For further discussion of X-Ray (the papers referenced in the above
document, etc), check here.
Problem 2 -- Miss Ratio as a Measure of Cache Effectiveness
The miss ratio of a program provides a measure of how
effectively the program utilizes your cache, and, in some sense, how
efficient the program is. Intuitively, the fewer times a memory access
has to go all the way to main memory, faster the program will run. The
miss ratio measures exactly this. In this problem, we will examine the
miss ratio for a common linear algebra problem, Matrix Matrix Multiply
(MMM), and see if the results give us some ideas as to how to best
exploit knowledge of cache parameters.
In order to compute the miss ratio, we will use performance
counters. Most architectures provide access to counters which measure
such things as memory accesses and cache misses. We will use this
information to determine the miss ratio for various versions of MMM.
If the machine you are testing on is in the P6 family, you
can use this library to access the
hardware counters. If you are using a Pentium 4 class machine, you
will need to determine how to access the performance counters
yourself. If you would like to use a PowerPC based machine, email
Milind for information regarding the performance counters.
Once you are familiar with the access and use of the performance
counters for your machine, write a simple, triply-nested loop MMM
program, and run all 6 loop-orders for varying array sizes to produce
a graph that looks like:
Explain the changes in the miss ratio for the graph. Discuss why some
loop orders perform better than others, and explain any sudden changes
in miss ratio. Finally, comment on how this information might provide
optimization opportunities.
Problem 3 -- Empirically Optimized Cache-efficient Libraries
Rather than hand tuning linear algebra libraries to each architecture
individually, a common approach is to use empirical optimization to
automatically generate a high performance implementation of the
library. The standard linear algebra library is BLAS (Basic Linear Algebra
Subprograms), and the most common empirical optimization tool for BLAS
is ATLAS (Automatically
Tuned Linear Algebra Software). In this problem, you will use ATLAS to
generate the BLAS libraries optimized for your system.
First, download and install ATLAS, following the documentation on
their website. Note
that if you are using a Windows machine, you will need to also
download and install Cygwin. After installing (and running) ATLAS, you
will have generated a static library which contains the BLAS
subroutines.
Now write a simple wrapper class to perform MMM
using square matrices, and calling the BLAS routine for matrix matrix
multiply. Reference this
document to figure out how to call the generated routines (note:
you are looking for the BLAS operation that allows you to do C =
alpha*A*B + alpha*C without any constraints on A, B or C). For further
help, here
is a description of what the various arguments mean, and here
is a sample program that shows how to call a similar BLAS function.
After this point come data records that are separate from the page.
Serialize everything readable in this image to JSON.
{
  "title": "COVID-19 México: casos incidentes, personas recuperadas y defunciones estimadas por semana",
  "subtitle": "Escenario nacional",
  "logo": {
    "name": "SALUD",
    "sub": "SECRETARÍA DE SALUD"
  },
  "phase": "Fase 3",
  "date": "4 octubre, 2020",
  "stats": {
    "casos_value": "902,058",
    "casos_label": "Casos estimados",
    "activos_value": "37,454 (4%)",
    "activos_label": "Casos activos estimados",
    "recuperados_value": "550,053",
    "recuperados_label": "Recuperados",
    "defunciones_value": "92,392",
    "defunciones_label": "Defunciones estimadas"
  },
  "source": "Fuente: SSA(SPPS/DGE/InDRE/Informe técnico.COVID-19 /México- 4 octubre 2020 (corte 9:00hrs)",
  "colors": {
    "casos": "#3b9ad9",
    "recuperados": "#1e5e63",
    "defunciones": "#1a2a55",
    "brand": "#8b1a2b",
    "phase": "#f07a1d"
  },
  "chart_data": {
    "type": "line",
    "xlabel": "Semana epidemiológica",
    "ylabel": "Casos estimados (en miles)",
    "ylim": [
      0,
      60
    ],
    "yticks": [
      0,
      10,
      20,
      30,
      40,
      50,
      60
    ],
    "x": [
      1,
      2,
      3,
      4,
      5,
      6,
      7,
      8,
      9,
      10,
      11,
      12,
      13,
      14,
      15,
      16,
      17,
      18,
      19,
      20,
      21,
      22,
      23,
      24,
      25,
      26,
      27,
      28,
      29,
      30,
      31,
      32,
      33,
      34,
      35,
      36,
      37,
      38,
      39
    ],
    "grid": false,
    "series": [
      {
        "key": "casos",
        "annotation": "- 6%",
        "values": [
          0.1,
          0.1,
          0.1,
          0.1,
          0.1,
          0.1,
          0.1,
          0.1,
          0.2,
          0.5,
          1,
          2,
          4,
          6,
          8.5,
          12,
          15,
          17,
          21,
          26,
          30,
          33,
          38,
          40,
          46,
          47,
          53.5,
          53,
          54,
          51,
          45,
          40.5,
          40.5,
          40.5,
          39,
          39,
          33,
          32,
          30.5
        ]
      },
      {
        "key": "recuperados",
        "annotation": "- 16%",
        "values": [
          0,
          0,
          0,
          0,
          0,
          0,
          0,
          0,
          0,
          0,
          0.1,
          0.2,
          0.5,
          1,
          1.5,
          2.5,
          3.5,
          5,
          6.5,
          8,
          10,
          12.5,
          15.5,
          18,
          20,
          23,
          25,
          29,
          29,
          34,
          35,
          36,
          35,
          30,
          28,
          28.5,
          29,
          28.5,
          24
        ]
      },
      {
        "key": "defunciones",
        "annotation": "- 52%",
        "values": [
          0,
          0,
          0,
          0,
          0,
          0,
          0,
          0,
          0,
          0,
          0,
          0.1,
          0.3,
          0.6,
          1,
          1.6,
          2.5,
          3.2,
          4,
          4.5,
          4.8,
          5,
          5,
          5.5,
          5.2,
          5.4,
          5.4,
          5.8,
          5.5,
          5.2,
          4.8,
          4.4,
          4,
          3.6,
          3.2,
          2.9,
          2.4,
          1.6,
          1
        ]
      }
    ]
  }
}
Once you get your code working, run it for various matrix
sizes, and plot your results.
Problem 4 -- Write Your Own
Now you will try your hand at writing an efficient MMM kernel. Read
this paper
by Yotov et al. Focus on the technique of writing parameterized
MMM. Once you are comfortable with tiling and unrolling to efficiently
use registers and cache, write your own implementation of MMM. Find
the parameters in any way you would like - e.g. using a model or
experimentation - that give you the best results. Run your kernel for
various matrix sizes, and plot your results. Compare them to the
results of Problem 3.
If you were able to complete Problem 2
on the same machine that you completed the rest of the assignment, for
extra credit, comment on how the parameters you found relate to the
cache performance you noted in Problem 2.
Submission
For Problem 1, submit the cache information you discovered. For
Problems 2 and 3, submit your discussions along with the plots. For
Problem 4, submit your discussion, plots of data and your source code.